By , Tuesday, October 1st 2019

Categories: Analyst Blogs

The CloudLIVE event held recently in the metropolitan Boston area served as a venue for the give and take of practical cloud management advice. I attended the event and will focus here on what I heard from presenters and panelists who were users of public clouds—typically AWS, Azure and GCP. Of particular interest were the discussions around the cloud team or what is sometimes called the Cloud Center of Excellence within enterprise IT organizations.

One user outlined the formation of a cloud team in this way: Cloud usage among developers and business user groups was burgeoning. The monthly bill was skyrocketing. There was a need to manage cloud usage in a beneficial way and establish cost control. This led to the formation of the cloud team or as some call it, the Cloud Center of Excellence (CCoE).

Cloud team advice I heard mentioned at the conference generally fell into three categories:

Technical

The team members should represent business governance and technical expertise in specific areas such as infrastructure (servers, networking, storage, IT architecture), application development, security, and standards. The technical aspect of the team focuses essentially on making things work in the cloud and ways to mitigate enterprise risk exposure in the cloud.

Managerial

Presenters and panelists encouraged attendees to avoid operating in a way that stifles innovation and creativity. The team should not box-in developers and business user groups with inflexible operational standards. Rather, they should establish best practices, guidance and training to enhance cloud usage and the resulting productivity among developers and users. Otherwise, these users can and will go elsewhere.

Financial

As mentioned, teams can be formed initially on the fear that monthly OPEX spending on cloud resources has gotten to the point where it can no longer be forecast accurately. This spawns a comprehensive analysis of cloud usage and user behaviors. Cloud architectures are scrutinized for inefficiency and waste. The managerial thrust is first toward informing users of wasteful behavior and then using more forceful means to foster cost consciousness. One panelist spoke of a wall of shame – a dashboard that tallied and analyzed cloud spending by each cloud user group with an efficiency rating appended to each one. Others spoke of using a “show-back” process first to inform users of their spending practices followed by instituting chargeback later. This prompted one panel member to quip that show-back saved some money, chargeback saved serious money.
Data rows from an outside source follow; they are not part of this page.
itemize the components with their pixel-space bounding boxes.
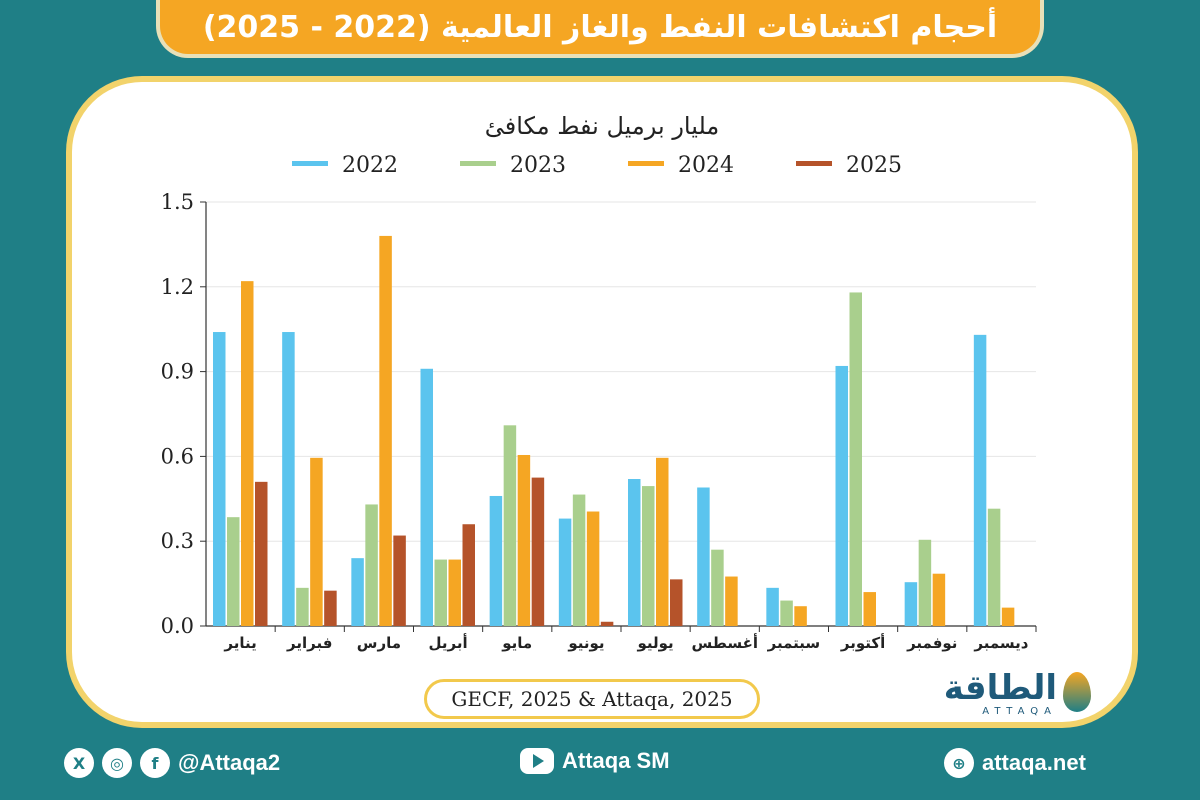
- y-tick-label: 0.0: [161, 614, 194, 638]
- legend-swatch-2024: [628, 161, 664, 166]
- bar-2023: [642, 486, 655, 626]
- x-tick-label: أكتوبر: [840, 633, 885, 652]
- bar-2022: [628, 479, 641, 626]
- bar-2022: [213, 332, 226, 626]
- y-tick-label: 0.3: [161, 529, 194, 553]
- bar-2023: [711, 549, 724, 626]
- y-tick-label: 1.2: [161, 275, 194, 299]
- bar-2022: [420, 368, 433, 626]
- x-tick-label: يوليو: [636, 634, 673, 652]
- legend-label-2025: 2025: [846, 153, 902, 178]
- instagram-icon[interactable]: ◎: [102, 748, 132, 778]
- bar-2023: [849, 292, 862, 626]
- bar-chart: مليار برميل نفط مكافئ 2022 2023 2024 2025 0.0…: [161, 112, 1037, 652]
- facebook-icon[interactable]: f: [140, 748, 170, 778]
- bar-2022: [558, 518, 572, 626]
- bar-2023: [503, 425, 517, 626]
- website-url: attaqa.net: [982, 750, 1086, 775]
- youtube-icon: [520, 748, 554, 774]
- bar-2025: [600, 621, 614, 626]
- attaqa-logo: الطاقة ATTAQA: [925, 668, 1095, 720]
- bar-2022: [282, 332, 295, 626]
- bar-2022: [904, 582, 918, 626]
- bar-2024: [448, 559, 461, 626]
- bar-2022: [697, 487, 710, 626]
- x-tick-label: أبريل: [429, 633, 468, 652]
- bar-2024: [586, 511, 600, 626]
- y-tick-label: 0.9: [161, 360, 194, 384]
- social-handle[interactable]: @Attaqa2: [178, 750, 281, 775]
- bar-2023: [296, 587, 309, 626]
- legend-label-2024: 2024: [678, 153, 734, 178]
- bar-2023: [434, 559, 447, 626]
- logo-text: الطاقة: [943, 668, 1057, 708]
- bar-2023: [365, 504, 378, 626]
- x-tick-label: فبراير: [286, 634, 332, 652]
- bar-2024: [932, 573, 946, 626]
- x-tick-label: يونيو: [567, 634, 604, 652]
- bar-2022: [489, 495, 503, 626]
- x-tick-label: ديسمبر: [973, 634, 1028, 652]
- legend-label-2022: 2022: [342, 153, 398, 178]
- bar-2024: [241, 281, 254, 626]
- y-tick-label: 0.6: [161, 444, 194, 468]
- bar-2023: [227, 517, 240, 626]
- logo-subtext: ATTAQA: [982, 706, 1057, 717]
- x-tick-label: نوفمبر: [906, 634, 957, 652]
- x-icon[interactable]: X: [64, 748, 94, 778]
- bar-2022: [766, 587, 779, 626]
- bar-2024: [863, 592, 876, 626]
- bar-2023: [572, 494, 586, 626]
- bar-2022: [351, 558, 364, 626]
- bar-2022: [835, 365, 848, 626]
- bar-2025: [462, 524, 475, 626]
- x-tick-label: يناير: [223, 634, 256, 652]
- bar-2025: [324, 590, 337, 626]
- bar-2024: [725, 576, 738, 626]
- page-title: أحجام اكتشافات النفط والغاز العالمية (20…: [202, 9, 998, 45]
- drop-icon: [1063, 672, 1091, 712]
- bar-2025: [255, 481, 268, 626]
- website-link[interactable]: ⊕ attaqa.net: [944, 748, 1086, 778]
- youtube-channel: Attaqa SM: [562, 748, 670, 773]
- legend-label-2023: 2023: [510, 153, 566, 178]
- bar-2024: [1001, 607, 1015, 626]
- bar-2025: [393, 535, 406, 626]
- bar-2024: [310, 457, 323, 626]
- title-banner: أحجام اكتشافات النفط والغاز العالمية (20…: [160, 0, 1040, 54]
- bar-2024: [517, 454, 531, 626]
- bar-2024: [656, 457, 669, 626]
- globe-icon: ⊕: [944, 748, 974, 778]
- bar-2024: [379, 235, 392, 627]
- social-links: X ◎ f @Attaqa2: [64, 748, 280, 778]
- x-tick-label: مايو: [501, 634, 532, 652]
- legend-swatch-2025: [796, 161, 832, 166]
- bar-2025: [670, 579, 683, 626]
- bar-2023: [918, 539, 932, 626]
- bar-2023: [987, 508, 1001, 626]
- bar-2025: [531, 477, 545, 626]
- bar-2022: [973, 334, 987, 626]
- bar-2023: [780, 600, 793, 626]
- source-label: GECF, 2025 & Attaqa, 2025: [424, 679, 760, 719]
- legend-swatch-2023: [460, 161, 496, 166]
- youtube-link[interactable]: Attaqa SM: [520, 748, 670, 774]
- x-tick-label: أغسطس: [692, 633, 758, 652]
- x-tick-label: سبتمبر: [767, 634, 821, 652]
- source-text: GECF, 2025 & Attaqa, 2025: [451, 687, 733, 711]
- y-tick-label: 1.5: [161, 190, 194, 214]
- footer: X ◎ f @Attaqa2 Attaqa SM ⊕ attaqa.net: [0, 730, 1200, 800]
- chart-card: مليار برميل نفط مكافئ 2022 2023 2024 2025 0.0…: [72, 82, 1132, 722]
- chart-title: مليار برميل نفط مكافئ: [485, 112, 720, 140]
- legend-swatch-2022: [292, 161, 328, 166]
- bar-2024: [794, 606, 807, 626]
- x-tick-label: مارس: [357, 634, 401, 652]
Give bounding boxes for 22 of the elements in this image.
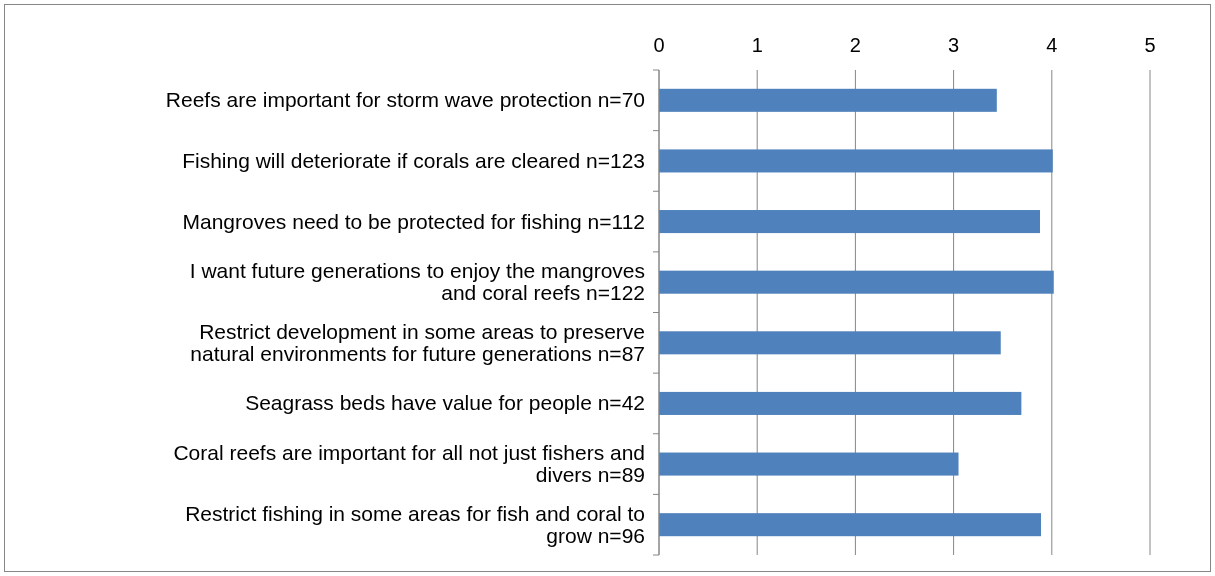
y-tick-label: Restrict fishing in some areas for fish and coral to grow n=96 bbox=[185, 501, 645, 547]
y-tick-label: Coral reefs are important for all not just fishers and divers n=89 bbox=[173, 441, 645, 487]
y-tick-label: Reefs are important for storm wave protection n=70 bbox=[165, 88, 645, 112]
x-tick-label: 2 bbox=[849, 34, 861, 56]
x-tick-label: 3 bbox=[948, 34, 960, 56]
y-tick-label: Fishing will deteriorate if corals are cleared n=123 bbox=[182, 148, 645, 172]
bar bbox=[659, 452, 959, 476]
bar bbox=[659, 331, 1001, 355]
y-tick-label: Restrict development in some areas to preserve natural environments for future generations n=87 bbox=[190, 319, 645, 365]
x-tick-label: 4 bbox=[1046, 34, 1058, 56]
bar bbox=[659, 513, 1041, 537]
y-tick-label: Mangroves need to be protected for fishing n=112 bbox=[182, 209, 645, 233]
y-tick-label: I want future generations to enjoy the mangroves and coral reefs n=122 bbox=[189, 259, 645, 305]
bar bbox=[659, 149, 1053, 173]
bar bbox=[659, 270, 1054, 294]
x-tick-label: 5 bbox=[1144, 34, 1156, 56]
y-tick-label: Seagrass beds have value for people n=42 bbox=[245, 391, 645, 415]
x-tick-label: 1 bbox=[751, 34, 763, 56]
bar bbox=[659, 210, 1041, 234]
bar bbox=[659, 391, 1022, 415]
x-tick-label: 0 bbox=[653, 34, 665, 56]
bar bbox=[659, 88, 997, 112]
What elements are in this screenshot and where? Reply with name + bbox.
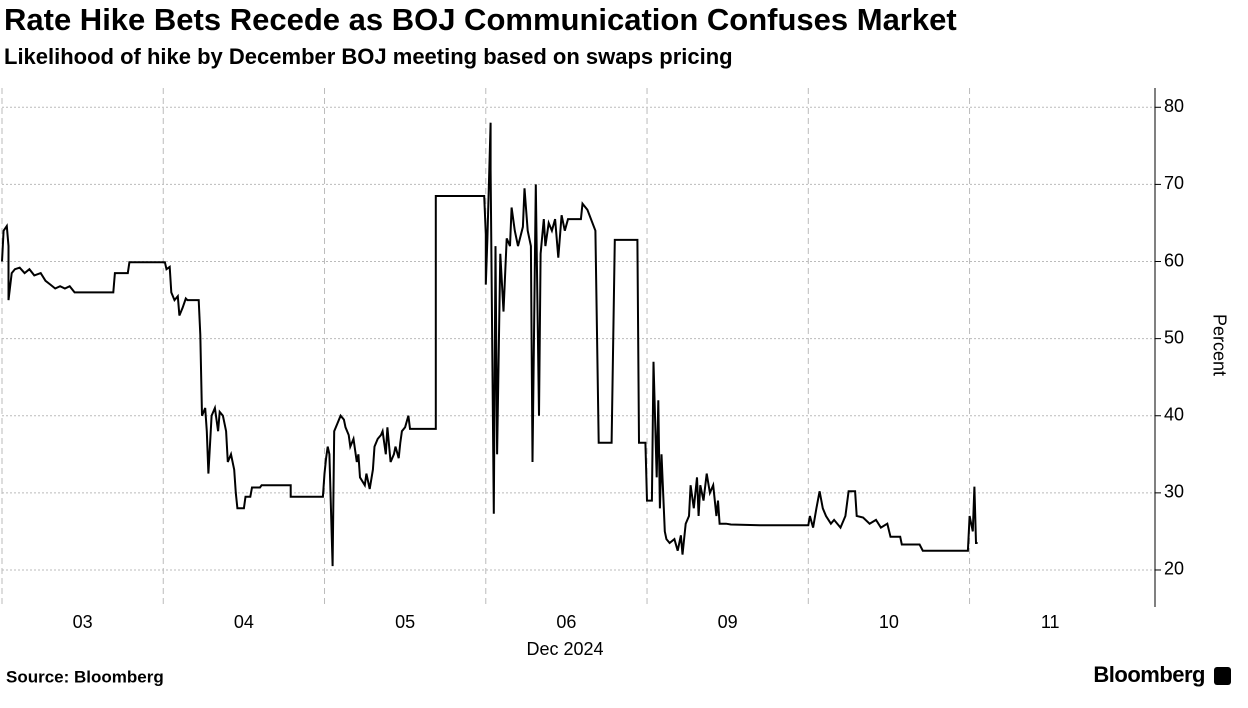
x-axis-label: Dec 2024	[526, 639, 603, 659]
x-tick-label: 10	[879, 612, 899, 632]
source: Source: Bloomberg	[6, 667, 164, 686]
chart-subtitle: Likelihood of hike by December BOJ meeti…	[4, 44, 733, 69]
y-axis-label: Percent	[1209, 314, 1229, 376]
x-tick-label: 11	[1041, 612, 1060, 632]
y-tick-label: 40	[1164, 404, 1184, 424]
y-tick-label: 60	[1164, 250, 1184, 270]
x-tick-label: 03	[73, 612, 93, 632]
x-tick-label: 05	[395, 612, 415, 632]
y-tick-label: 80	[1164, 96, 1184, 116]
chart-title: Rate Hike Bets Recede as BOJ Communicati…	[4, 2, 957, 37]
data-line	[1, 122, 978, 567]
y-tick-label: 20	[1164, 559, 1184, 579]
y-tick-label: 30	[1164, 482, 1184, 502]
logo: Bloomberg	[1093, 662, 1205, 687]
y-tick-label: 70	[1164, 173, 1184, 193]
y-tick-label: 50	[1164, 327, 1184, 347]
x-tick-label: 06	[556, 612, 576, 632]
x-tick-label: 04	[234, 612, 254, 632]
x-tick-label: 09	[718, 612, 738, 632]
logo-icon	[1214, 667, 1231, 685]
These three responsibility categories – technical, managerial, financial – define the opportunity for vendors that now offer cloud management platforms (CMPs), an example of which is VMware’s CloudHealth, the organizer and sponsor of the CloudLIVE event. Buyers of CMPs are cloud teams and CCoEs that need tools to reach their objectives. As usual, they can either build them or buy them. But now that they can get them on a SaaS subscription basis from CMPs, I believe users will prefer to acquire them that way.